In the largest rollback of clean water protections in 50 years, the Supreme Court ruled in 2023 that the Clean Water Act does not protect a majority of the nation’s wetlands and millions of miles of streams. The Court’s decision in Sackett v. Environmental Protection Agency drastically narrows the scope of the Clean Water Act by eliminating protections for wetlands and tributary streams except in extreme, limited circumstances.
The Court’s ruling eliminates safeguards for vital links of our waterways, with no consideration of wetlands’ essential role in filtering and improving water quality, dispersing floodwaters and providing critical habitat for fish and wildlife.
Proven science shows how tributary streams influence downstream waters, and one in three Americans get drinking water from public systems that rely, at least in part, on these small streams.

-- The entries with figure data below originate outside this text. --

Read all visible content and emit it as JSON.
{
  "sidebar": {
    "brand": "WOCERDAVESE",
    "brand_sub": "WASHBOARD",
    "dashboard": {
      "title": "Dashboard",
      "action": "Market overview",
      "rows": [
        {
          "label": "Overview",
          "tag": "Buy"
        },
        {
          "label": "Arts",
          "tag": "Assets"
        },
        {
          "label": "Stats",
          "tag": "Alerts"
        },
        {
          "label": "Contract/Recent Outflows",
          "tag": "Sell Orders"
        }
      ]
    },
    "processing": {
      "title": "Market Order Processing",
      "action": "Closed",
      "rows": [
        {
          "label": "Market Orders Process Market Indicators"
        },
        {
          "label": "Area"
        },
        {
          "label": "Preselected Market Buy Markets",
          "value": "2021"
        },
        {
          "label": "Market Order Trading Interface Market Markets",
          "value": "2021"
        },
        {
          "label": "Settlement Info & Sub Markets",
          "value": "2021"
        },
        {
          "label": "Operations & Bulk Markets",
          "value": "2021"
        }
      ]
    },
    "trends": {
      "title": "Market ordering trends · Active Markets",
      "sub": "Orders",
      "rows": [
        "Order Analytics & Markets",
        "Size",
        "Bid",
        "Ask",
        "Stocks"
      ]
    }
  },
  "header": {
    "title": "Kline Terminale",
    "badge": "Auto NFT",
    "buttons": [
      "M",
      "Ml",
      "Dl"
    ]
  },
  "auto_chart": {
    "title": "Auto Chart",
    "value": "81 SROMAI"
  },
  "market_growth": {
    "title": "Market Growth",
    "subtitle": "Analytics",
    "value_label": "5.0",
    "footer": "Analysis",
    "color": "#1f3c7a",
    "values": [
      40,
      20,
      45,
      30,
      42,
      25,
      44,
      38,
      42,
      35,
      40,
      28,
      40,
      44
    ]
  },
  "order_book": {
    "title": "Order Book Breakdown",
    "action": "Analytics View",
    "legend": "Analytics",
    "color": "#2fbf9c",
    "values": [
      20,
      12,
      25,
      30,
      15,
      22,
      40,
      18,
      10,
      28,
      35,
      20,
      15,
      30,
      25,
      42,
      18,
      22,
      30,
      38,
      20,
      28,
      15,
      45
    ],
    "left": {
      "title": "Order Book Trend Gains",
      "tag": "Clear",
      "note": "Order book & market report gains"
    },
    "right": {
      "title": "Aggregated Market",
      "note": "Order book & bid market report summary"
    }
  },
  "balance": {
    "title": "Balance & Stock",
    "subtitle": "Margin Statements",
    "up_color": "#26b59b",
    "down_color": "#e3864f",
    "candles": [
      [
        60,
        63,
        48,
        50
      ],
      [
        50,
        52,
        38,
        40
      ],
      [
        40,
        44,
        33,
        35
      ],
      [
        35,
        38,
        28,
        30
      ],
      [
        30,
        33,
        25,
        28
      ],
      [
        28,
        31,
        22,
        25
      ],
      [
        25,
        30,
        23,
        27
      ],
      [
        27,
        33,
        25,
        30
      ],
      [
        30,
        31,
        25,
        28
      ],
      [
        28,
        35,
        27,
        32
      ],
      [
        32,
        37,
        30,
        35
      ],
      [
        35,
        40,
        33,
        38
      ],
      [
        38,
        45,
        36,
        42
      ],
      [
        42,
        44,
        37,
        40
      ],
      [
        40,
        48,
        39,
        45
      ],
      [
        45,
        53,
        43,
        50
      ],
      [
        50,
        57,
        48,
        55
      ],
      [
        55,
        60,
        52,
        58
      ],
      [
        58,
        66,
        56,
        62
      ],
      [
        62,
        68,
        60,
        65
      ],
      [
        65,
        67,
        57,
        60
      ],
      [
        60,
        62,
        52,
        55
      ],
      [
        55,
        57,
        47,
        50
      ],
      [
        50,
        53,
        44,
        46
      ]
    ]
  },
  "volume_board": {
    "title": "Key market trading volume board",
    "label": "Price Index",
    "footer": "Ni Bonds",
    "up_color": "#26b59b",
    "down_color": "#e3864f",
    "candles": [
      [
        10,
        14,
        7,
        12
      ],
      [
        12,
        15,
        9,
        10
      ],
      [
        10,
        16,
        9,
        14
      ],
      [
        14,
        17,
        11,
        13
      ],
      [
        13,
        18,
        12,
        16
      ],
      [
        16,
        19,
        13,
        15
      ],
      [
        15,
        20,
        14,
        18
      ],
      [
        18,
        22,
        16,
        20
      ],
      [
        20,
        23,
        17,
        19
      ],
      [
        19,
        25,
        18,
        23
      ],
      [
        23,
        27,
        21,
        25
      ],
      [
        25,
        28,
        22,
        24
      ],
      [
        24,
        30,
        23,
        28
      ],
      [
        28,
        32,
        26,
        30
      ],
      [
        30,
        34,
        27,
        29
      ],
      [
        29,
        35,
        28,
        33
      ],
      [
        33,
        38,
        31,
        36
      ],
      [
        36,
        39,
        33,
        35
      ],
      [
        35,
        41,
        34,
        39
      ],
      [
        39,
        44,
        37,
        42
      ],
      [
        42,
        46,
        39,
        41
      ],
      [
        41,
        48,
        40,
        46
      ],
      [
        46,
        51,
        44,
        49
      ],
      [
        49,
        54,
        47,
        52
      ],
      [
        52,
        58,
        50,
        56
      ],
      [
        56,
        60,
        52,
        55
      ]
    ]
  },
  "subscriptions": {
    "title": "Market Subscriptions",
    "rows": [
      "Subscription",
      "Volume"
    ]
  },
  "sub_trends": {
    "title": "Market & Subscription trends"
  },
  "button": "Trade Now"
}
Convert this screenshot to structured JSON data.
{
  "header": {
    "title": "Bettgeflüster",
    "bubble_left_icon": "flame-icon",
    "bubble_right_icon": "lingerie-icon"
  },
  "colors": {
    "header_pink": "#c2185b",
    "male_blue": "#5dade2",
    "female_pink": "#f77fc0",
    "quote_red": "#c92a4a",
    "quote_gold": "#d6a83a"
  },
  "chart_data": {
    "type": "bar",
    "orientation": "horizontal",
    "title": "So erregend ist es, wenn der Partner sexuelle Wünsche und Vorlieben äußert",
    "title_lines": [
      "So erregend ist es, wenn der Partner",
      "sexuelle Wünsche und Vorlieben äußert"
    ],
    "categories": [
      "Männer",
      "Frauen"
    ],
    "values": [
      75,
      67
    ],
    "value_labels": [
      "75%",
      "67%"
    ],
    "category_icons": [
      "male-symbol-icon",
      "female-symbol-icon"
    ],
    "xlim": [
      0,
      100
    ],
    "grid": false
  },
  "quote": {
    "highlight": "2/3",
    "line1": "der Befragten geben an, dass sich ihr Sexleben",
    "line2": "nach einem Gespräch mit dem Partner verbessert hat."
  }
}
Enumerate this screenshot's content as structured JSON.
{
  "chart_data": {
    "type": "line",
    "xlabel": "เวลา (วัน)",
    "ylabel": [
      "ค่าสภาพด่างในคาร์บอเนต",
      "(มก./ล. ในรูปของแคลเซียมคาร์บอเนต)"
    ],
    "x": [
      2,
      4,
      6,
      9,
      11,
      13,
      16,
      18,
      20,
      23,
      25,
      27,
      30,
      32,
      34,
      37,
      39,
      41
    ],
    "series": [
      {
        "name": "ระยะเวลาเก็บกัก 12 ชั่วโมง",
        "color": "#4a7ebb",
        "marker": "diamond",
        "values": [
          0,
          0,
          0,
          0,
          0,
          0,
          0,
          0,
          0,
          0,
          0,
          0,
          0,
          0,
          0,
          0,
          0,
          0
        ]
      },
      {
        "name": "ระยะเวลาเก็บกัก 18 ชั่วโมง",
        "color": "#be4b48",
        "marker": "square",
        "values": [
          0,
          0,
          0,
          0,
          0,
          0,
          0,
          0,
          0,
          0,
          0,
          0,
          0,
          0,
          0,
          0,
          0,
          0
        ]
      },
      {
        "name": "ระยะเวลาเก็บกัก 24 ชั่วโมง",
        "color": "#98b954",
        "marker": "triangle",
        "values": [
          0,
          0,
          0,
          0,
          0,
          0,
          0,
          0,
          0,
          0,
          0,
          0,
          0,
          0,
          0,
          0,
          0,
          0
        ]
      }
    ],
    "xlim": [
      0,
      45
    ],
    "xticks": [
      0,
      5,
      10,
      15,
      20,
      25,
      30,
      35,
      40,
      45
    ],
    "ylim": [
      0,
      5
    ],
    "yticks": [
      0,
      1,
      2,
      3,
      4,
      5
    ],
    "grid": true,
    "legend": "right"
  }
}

Yet, the Court ignored the plain language of the Clean Water Act that clearly articulates congressional intent to protect these waters.
This ruling defies science, the law and common sense by simply pretending that waters deemed “navigable” cannot be impacted by pollution in their tributaries or adjacent wetlands.
Soon after this decision, the League warned it was only the first blow. Unfortunately, the most recent blow landed in mid-March when the Environmental Protection Agency (EPA) announced an abbreviated public process that effectively asks for input about how to further reduce protection for wetlands and streams.
This review will fail to protect our waterways because the regulations will follow the dangerous misinterpretation of the Clean Water Act and faulty definition of Waters of the USA established by the Supreme Court in Sackett v EPA in 2023. However, the League responded by submitted extensive comments detailing why further cuts to clean water protections are unwarranted. Our message to the EPA? Interpretation of the Clean Water Act must adhere to science as well as the clear intent of this bedrock law, which clearly states: “The objective of this Act is to restore and maintain the chemical, physical and biological integrity of the Nation’s waters.”